17The psychological assessment was originally scheduled for April 21, 2021 but was rescheduled to June 16, 2021 at the applicant’s request. The applicant did not attend the assessment. On June 28, 2021, the respondent sent an EOB which indicated that she remained non-compliant for failing to attend the IE. An EOB dated November 28, 2022 was sent to the applicant to inform her that she continued to remain non-compliant for failing to attend the third IE which was scheduled on November 9, 2022. It is the respondent’s position that the applicant has failed to attend the IEs on three separate occasions and has not provided a reasonable explanation for the non-attendance.
18I have reviewed the evidence and submissions from both parties, and I find that neither party has given the Tribunal cogent submissions regarding the section 44 non-attendance. Moreover, the respondent has failed to submit the Notice of Examination (“NOE”) into evidence. In fact, the respondent’s submissions note that TAB 7 includes the NOE dated February 16, 2021. Upon further review, Tab 7 includes an EOB dated February 11, 2021 which is in relation to the section 33 non-compliance.
19As the respondent raised the preliminary issue, it was their onus to prove that the applicant should be barred from proceeding with her application due to non-compliance. It was incumbent upon them to demonstrate to the Tribunal that the NOE was compliant with the Schedule when seeking such a severe remedy. I am unable to make a determination as to whether the NOE meets the requirements set out in section 44(5).

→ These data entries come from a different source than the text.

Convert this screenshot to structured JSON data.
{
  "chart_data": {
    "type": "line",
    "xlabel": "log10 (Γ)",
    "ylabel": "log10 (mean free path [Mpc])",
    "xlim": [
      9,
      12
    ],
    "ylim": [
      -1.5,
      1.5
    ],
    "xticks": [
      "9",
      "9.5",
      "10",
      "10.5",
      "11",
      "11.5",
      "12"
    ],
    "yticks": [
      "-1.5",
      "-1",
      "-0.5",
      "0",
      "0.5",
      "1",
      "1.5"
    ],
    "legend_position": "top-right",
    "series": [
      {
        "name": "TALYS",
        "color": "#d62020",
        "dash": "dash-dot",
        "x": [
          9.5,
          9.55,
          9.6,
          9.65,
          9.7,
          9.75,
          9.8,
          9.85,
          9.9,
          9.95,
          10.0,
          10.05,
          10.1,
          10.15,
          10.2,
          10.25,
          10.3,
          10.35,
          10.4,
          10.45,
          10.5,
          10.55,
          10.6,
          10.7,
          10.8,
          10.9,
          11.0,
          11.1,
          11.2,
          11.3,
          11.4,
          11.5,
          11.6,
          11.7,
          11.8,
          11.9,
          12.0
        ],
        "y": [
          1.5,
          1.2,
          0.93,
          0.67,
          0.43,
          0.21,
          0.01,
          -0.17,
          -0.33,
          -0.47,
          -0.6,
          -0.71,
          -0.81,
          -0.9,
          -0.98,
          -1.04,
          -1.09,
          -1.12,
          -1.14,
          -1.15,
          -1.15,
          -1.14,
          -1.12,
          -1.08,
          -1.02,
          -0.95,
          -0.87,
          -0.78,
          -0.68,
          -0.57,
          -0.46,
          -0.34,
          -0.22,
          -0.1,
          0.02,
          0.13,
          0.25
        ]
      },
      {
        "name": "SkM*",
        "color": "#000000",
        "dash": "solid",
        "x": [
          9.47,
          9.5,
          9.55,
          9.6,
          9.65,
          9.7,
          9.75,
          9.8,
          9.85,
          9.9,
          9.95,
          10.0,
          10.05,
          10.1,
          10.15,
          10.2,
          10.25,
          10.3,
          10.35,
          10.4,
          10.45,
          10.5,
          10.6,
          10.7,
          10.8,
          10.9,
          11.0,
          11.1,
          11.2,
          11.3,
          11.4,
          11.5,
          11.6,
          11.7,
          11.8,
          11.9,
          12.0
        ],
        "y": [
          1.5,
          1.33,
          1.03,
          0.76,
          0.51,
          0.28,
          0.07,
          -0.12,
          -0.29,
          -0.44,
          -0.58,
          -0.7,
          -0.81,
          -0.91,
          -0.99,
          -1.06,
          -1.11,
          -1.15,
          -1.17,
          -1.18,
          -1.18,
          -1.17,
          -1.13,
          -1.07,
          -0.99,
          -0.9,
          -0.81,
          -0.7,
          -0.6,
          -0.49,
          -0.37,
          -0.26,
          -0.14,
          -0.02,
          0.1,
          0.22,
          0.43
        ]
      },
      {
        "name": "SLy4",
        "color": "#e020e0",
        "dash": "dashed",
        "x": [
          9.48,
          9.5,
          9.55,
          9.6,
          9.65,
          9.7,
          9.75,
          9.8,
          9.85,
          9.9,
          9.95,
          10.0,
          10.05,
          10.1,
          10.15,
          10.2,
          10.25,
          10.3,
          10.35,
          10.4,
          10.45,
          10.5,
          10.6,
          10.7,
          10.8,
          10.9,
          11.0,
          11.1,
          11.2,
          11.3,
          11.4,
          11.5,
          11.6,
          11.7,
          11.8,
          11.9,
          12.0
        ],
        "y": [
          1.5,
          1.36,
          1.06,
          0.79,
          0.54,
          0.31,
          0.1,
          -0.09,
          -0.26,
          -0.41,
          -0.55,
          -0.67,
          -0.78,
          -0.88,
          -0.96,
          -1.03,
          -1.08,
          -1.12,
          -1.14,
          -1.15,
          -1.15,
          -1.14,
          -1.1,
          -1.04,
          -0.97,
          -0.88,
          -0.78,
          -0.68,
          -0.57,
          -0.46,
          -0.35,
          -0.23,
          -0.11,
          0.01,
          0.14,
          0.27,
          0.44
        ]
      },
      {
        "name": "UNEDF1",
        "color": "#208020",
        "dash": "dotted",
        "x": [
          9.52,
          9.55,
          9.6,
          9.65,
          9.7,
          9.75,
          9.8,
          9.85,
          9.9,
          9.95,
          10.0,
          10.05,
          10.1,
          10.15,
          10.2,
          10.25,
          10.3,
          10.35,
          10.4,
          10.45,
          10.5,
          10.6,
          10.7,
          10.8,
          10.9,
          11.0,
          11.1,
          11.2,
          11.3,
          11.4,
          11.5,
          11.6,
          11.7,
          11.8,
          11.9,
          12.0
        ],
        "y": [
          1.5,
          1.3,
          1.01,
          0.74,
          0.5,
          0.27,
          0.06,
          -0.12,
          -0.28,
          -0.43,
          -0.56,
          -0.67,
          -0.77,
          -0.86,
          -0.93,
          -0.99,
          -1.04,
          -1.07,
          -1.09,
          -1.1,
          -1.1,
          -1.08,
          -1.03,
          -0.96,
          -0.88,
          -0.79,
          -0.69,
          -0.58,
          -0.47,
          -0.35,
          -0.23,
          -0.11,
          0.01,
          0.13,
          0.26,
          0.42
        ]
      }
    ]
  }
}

20The role of an adjudicator is to assess the evidence in order to resolve a dispute between parties. Without the evidence that is crucial to making this determination, I am unable to conduct the analysis as to whether the applicant should be barred from proceeding with her application due to the section 44 non-attendance. Parties are expected to put their best foot forward to discharge their onus in their hearing submissions. The respondent in this matter has failed to do so.
21For the reasons above, I find that the applicant is not precluded from applying to the Tribunal.
ORDER
22The applicant may proceed with her application before the Tribunal.
Released: August 23, 2023
Tavlin Kaur
Adjudicator
Footnotes
- The Divisional Court in Hedley v. Aviva Insurance Company of Canada, 2019 ONSC 5318 considered the Tribunal’s reconsideration decision of B.H. v. Aviva Insurance Company, 2018 CanLII 84051 (ON LAT), which in turn applied 16-003316/AABS v. Peel Mutual Insurance Company, 2018 CanLII 39373 (ON LAT)(“T.F.”). The Court found no basis to intervene as the decision was within the reasonable range of outcomes. In T.F, Executive Chair Lamoureux repeated her comments from M.B. in paragraph 19 in relation to medical and any other reasons.